The SS Ski Jäger Battalion "Norway" (SS-Skijegerbataljon "Norge", Freiwilligen-Schikompanie-Norwegen) was a combat battalion unit within the German Waffen-SS, the armed wing of the Schutzstaffel. It consisted of a majority of volunteers from Norway, and some enlisted German soldiers. Most officers and non-commissioned officers were Norwegian.

It was formed in February 1942 and attached to the 6th SS Mountain Division Nord (although the company was formally a police unit). By the winter of 1943 the company was designated as a combat battalion, with three full infantry companies and a staff company. For almost its entire career, the battalion was part of the 6th SS Mountain Division "Nord", fighting on the Karelian Front in Finland.

In the Battle of Kaprolat in 24–26 June 1944, more than 150 of the battalion's soldiers went missing in action, when two of the battalion's positions (with a total of 190 soldiers) were overrun.

== Operational history ==
During the winter of 1942, a Ski jäger Company, with a strength of 120 men, was formed in Finland with personnel undergoing training in the SS schools and training camps in Germany. The formation of the new Norwegian SS Skijaeger Battalion took place at military training grounds in Oulu, Finland in the autumn of 1943. The battalion CO and a four company commander were both Germans. A few German enlisted men were also included in each company as a "stiffening" element. For the most part the Norwegian officers were young men who had obtained front line experience with the 5th SS Panzer Division Wiking or the "Frw. Legion Norwegen". The Norwegian Ski Battalion was strictly light-weight in nature consisting only of one staff company and three ski (or infantry/assault) companies.

Each company consisted of three platoons, each with three "rifle" squads, and a fourth machine gun squad. The standard issue weapon for the battalion was the MP-40 Submachine Gun, which was the preferred weapon due to the units abilities to do Long-range reconnaissance patrol missions.
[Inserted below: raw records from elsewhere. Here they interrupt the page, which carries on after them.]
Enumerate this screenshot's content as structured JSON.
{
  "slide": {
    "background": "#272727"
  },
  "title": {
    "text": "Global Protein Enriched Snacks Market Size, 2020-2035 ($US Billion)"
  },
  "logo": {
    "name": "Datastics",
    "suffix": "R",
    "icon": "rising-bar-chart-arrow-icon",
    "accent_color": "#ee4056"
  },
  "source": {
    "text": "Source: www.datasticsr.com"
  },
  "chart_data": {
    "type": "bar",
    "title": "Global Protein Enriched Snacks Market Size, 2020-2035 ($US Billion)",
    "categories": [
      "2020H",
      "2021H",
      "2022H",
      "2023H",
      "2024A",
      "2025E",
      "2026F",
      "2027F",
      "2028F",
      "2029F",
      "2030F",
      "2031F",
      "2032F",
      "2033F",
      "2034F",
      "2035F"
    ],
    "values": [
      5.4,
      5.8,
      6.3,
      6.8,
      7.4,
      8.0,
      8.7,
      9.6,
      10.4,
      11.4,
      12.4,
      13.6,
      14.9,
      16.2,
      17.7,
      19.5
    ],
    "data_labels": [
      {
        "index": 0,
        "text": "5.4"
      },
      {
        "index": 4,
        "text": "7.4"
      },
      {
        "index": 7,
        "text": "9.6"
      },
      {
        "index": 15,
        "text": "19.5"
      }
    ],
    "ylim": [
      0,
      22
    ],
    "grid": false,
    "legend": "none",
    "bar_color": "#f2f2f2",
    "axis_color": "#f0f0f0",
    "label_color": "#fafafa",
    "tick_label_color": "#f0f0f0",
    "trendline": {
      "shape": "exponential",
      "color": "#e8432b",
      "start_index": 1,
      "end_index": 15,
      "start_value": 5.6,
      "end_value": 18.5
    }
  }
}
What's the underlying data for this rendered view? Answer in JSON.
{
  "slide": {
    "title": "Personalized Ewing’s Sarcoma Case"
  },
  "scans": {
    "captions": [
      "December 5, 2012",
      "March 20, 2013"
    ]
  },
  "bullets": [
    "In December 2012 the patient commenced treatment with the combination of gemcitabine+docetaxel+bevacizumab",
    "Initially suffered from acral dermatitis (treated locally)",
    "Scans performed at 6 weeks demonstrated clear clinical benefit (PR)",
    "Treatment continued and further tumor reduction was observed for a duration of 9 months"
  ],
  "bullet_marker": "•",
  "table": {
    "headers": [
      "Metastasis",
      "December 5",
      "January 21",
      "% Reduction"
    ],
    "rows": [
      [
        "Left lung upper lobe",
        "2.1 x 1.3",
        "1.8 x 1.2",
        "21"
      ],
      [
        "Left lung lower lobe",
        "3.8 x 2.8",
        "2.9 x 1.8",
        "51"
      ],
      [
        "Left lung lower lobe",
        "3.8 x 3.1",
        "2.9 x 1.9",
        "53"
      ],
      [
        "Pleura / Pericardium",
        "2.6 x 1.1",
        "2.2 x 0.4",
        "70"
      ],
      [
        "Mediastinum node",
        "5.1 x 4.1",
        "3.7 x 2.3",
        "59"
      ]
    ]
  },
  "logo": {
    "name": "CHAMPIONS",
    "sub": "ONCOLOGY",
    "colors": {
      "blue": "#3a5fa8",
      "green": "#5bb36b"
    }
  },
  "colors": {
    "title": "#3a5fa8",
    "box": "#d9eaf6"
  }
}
In 1943 the Ski Company (Skikompaniet, the predecessor of the "Ski Battalion") was sent to the Kiestinki Front. The battalion was formed in Germany, transported to Oulu in Finland, and later reached Kuusamo. During the winter 1943–1944 the battalion counted around 700 men. As a consequence of an armistice in September 1944, the German Lapland Army, including the battalion, retreated through North Finland into Norway. The Norwegian daily Dagbladet wrote that the unit's soldiers were at the front in Finland until the autumn of 1944, adding that "several [soldiers] were sent to the endfighting in Germany and Austria.